The rain got worse. I’d never seen the like. We turned onto a side road that was not a running river, but the windshield was blinded out. I saw the faint red glow of Rose’s lights pulling over and I did the same, thinking she meant to wait out the blitz. Then her lights went out and I saw the outline of Rose running from her truck towards the outline of a house, and next thing I knew, Maggot was out and running for it too. We all went. The car felt like a fishbowl we could drown in. We got to the porch and somebody let us in.

Rose had said the house of “some lady,” and I’d thought, housedress, rent check. Nope. Her name was Temple, total and complete hotcake. Short shorts, long blond hair. No love lost between her and Rose, that was plain to see. But she made over us guys like rescue pups, went and got towels, made hot coffee, set us up in the living room with her bong that was a hippie pottery type of thing. It turned out she made these herself. Interesting lady, interesting house. Big old place, not a whole lot of furniture. Maybe they’d just moved in together. I thought of the Emmy wreckage, and wondered how long he’d take to chew this pretty girl up and spit her out. She and Rose discussed something in code which obviously was drug business, and Temple said he wasn’t there, he’d gone out driving with Big Bear Howe and some other guys. She hadn’t gone with them because it was boring as hell, those boys never talked about a thing other than football. And I thought, Huh, maybe there’s hope for this one. She said Fast Forward was still catching up with his homeboys since moving back to Generals territory. They’d gone over to this place on the river they always liked to go, Devil’s Bathtub.
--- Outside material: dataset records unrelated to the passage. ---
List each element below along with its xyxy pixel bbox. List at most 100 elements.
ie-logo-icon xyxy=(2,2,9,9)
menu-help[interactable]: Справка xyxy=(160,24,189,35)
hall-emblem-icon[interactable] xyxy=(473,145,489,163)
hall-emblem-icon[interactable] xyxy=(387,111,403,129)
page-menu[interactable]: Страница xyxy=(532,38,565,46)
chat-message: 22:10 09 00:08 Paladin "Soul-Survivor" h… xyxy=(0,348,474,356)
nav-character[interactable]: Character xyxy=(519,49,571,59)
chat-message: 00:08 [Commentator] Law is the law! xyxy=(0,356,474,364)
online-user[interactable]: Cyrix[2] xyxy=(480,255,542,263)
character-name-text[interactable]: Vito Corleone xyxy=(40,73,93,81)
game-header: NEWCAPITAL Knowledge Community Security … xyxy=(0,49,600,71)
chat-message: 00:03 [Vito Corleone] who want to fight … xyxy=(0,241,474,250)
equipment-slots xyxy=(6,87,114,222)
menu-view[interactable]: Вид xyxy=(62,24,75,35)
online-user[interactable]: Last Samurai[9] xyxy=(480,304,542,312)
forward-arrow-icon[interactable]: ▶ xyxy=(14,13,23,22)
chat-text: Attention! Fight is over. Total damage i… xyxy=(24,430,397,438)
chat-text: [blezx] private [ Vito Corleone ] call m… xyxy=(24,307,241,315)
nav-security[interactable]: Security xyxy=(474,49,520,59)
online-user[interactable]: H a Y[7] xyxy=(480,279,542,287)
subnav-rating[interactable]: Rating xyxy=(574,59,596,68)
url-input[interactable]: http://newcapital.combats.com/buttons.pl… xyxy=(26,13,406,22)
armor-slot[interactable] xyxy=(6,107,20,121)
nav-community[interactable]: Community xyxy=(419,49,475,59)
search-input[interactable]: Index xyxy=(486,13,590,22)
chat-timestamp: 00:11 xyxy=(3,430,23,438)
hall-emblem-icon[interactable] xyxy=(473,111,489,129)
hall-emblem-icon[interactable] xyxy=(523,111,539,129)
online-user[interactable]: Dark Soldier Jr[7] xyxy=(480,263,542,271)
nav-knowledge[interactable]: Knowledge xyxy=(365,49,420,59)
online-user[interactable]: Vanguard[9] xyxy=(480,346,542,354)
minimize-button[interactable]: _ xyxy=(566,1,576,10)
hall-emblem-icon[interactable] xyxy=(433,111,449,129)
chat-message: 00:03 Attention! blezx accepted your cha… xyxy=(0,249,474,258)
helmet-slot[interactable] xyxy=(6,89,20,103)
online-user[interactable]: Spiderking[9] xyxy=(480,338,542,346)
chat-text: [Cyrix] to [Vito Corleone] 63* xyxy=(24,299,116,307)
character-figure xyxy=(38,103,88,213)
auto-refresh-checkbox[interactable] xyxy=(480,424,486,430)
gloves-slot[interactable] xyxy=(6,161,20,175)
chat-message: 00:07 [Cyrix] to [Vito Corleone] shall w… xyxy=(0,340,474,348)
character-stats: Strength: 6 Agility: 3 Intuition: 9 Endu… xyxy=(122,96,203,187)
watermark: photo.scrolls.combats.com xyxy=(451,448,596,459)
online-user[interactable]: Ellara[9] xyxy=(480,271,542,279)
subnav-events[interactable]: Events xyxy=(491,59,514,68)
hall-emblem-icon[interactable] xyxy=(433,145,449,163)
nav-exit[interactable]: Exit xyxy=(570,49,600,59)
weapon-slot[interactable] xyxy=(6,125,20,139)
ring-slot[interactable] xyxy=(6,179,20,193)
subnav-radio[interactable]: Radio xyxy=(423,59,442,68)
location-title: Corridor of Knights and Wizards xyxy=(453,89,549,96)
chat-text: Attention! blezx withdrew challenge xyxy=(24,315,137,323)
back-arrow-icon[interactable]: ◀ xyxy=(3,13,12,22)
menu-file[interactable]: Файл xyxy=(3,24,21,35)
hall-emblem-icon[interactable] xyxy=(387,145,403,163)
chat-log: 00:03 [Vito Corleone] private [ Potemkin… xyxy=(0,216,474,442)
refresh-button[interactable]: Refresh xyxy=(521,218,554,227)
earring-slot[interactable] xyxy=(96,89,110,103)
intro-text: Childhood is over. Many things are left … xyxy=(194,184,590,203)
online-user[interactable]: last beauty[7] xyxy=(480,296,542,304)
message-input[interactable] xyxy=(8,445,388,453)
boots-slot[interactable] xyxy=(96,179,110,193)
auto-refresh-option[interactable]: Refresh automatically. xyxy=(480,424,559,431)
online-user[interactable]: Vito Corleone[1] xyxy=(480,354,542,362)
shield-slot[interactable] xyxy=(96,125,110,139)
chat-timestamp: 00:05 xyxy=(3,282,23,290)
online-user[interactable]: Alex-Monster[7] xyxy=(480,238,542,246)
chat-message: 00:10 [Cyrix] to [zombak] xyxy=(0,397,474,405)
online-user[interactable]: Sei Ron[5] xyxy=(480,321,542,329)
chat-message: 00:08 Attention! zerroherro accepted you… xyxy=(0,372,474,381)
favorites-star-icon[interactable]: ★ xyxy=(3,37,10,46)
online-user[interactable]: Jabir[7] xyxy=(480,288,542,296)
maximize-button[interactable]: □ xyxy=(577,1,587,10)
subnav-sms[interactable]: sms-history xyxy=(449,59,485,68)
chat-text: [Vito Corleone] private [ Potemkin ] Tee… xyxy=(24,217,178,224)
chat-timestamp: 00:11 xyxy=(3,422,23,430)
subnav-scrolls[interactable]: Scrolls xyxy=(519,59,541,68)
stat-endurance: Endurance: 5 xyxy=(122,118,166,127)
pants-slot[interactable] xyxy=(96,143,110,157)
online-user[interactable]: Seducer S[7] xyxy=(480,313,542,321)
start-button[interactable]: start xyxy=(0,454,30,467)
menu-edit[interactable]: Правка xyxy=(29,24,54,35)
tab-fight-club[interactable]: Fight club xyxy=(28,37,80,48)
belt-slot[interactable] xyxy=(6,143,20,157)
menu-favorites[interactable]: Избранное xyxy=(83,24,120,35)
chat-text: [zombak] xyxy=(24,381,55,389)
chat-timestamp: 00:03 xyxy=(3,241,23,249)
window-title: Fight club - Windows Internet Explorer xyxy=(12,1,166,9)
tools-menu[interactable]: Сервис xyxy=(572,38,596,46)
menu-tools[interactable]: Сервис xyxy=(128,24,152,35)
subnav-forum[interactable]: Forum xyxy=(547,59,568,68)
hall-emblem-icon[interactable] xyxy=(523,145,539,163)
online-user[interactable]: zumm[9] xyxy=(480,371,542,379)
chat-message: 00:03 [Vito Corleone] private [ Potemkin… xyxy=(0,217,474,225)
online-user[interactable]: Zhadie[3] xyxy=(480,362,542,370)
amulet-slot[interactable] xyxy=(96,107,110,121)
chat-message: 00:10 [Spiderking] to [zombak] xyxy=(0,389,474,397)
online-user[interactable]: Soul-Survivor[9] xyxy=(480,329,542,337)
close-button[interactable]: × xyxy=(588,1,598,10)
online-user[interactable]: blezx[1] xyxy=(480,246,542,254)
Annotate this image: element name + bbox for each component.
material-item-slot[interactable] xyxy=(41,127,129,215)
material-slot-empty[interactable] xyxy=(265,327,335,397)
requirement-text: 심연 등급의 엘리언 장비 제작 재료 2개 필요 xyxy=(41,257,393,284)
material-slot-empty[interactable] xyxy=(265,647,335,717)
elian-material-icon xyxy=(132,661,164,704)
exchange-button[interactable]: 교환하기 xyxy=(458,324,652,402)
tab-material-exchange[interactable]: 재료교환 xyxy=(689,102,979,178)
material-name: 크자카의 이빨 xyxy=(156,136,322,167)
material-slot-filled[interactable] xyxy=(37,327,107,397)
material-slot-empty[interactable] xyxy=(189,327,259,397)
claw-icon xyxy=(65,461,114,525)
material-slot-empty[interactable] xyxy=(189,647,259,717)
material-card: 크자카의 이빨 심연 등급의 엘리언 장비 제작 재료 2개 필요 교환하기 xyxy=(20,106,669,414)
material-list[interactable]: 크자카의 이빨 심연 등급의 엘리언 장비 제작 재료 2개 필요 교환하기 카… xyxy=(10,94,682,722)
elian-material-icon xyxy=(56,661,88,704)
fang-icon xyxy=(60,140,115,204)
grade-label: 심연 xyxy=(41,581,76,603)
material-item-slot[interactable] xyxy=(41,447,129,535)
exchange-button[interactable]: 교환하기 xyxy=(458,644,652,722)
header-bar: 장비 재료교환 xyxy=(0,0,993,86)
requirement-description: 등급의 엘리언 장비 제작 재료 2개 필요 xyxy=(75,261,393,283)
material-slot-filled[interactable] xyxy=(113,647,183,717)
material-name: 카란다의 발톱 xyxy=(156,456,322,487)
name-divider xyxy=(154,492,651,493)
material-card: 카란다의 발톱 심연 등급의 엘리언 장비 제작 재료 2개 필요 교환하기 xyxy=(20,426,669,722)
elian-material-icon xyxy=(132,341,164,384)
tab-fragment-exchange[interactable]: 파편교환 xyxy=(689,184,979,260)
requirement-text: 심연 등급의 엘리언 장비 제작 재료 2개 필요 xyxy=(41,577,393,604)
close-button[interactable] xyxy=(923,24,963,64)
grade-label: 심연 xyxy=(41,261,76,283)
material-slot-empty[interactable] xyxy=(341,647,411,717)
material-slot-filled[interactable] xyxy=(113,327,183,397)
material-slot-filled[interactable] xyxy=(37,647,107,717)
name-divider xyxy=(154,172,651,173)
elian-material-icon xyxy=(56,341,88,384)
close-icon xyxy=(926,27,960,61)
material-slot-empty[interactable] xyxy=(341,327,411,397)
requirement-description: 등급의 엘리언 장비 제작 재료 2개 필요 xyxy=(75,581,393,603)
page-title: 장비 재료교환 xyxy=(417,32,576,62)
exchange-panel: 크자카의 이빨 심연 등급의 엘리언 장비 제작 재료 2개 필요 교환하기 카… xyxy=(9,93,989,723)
My stomach did a somersault over those words. Over behind the bong, Hammer’s eyebrows went high, late to the party but finally catching on to who we were discussing. Rose said it was a hell of a day to go swimming. Temple said for sure, but it had been pretty as a picture that morning, these summer storms could just blow up out of nowhere. True, all that.

Hammer stood up, knocking over an empty coffee cup, and said we needed to go. Temple was a little shocked, reaching for the cup. She said we were welcome to wait out the storm. And he said, “We’re going now.” Just like that, the whole lifetime of Hammer, polite, bashful boy loved by all, for always doing just what they asked, was over.

58

It seemed like the storm might let up. But whatever of it was left, we were driving straight into, headed east into Scott County on a no-name gravel road. Hammer didn’t believe this was my first time at Devil’s Bathtub, and got in his head I was lying about it. He’d been here time and again with this or that batch of Peggots and was sure I was too. Maggot knew better and kept quiet. They both kept saying this is the road, keep going. Hammer meant to hunt down Fast Forward and have it out. Hammer on meth was a whole new man, cradling his rifle in the back seat with the air of a person in charge, and there’s no way I was taking that man home right now. He lived with his stepmom Ruby and her daughter Jay Ann that had her new baby. The Peggots had a deep bench. They would blame me for this and skin me alive.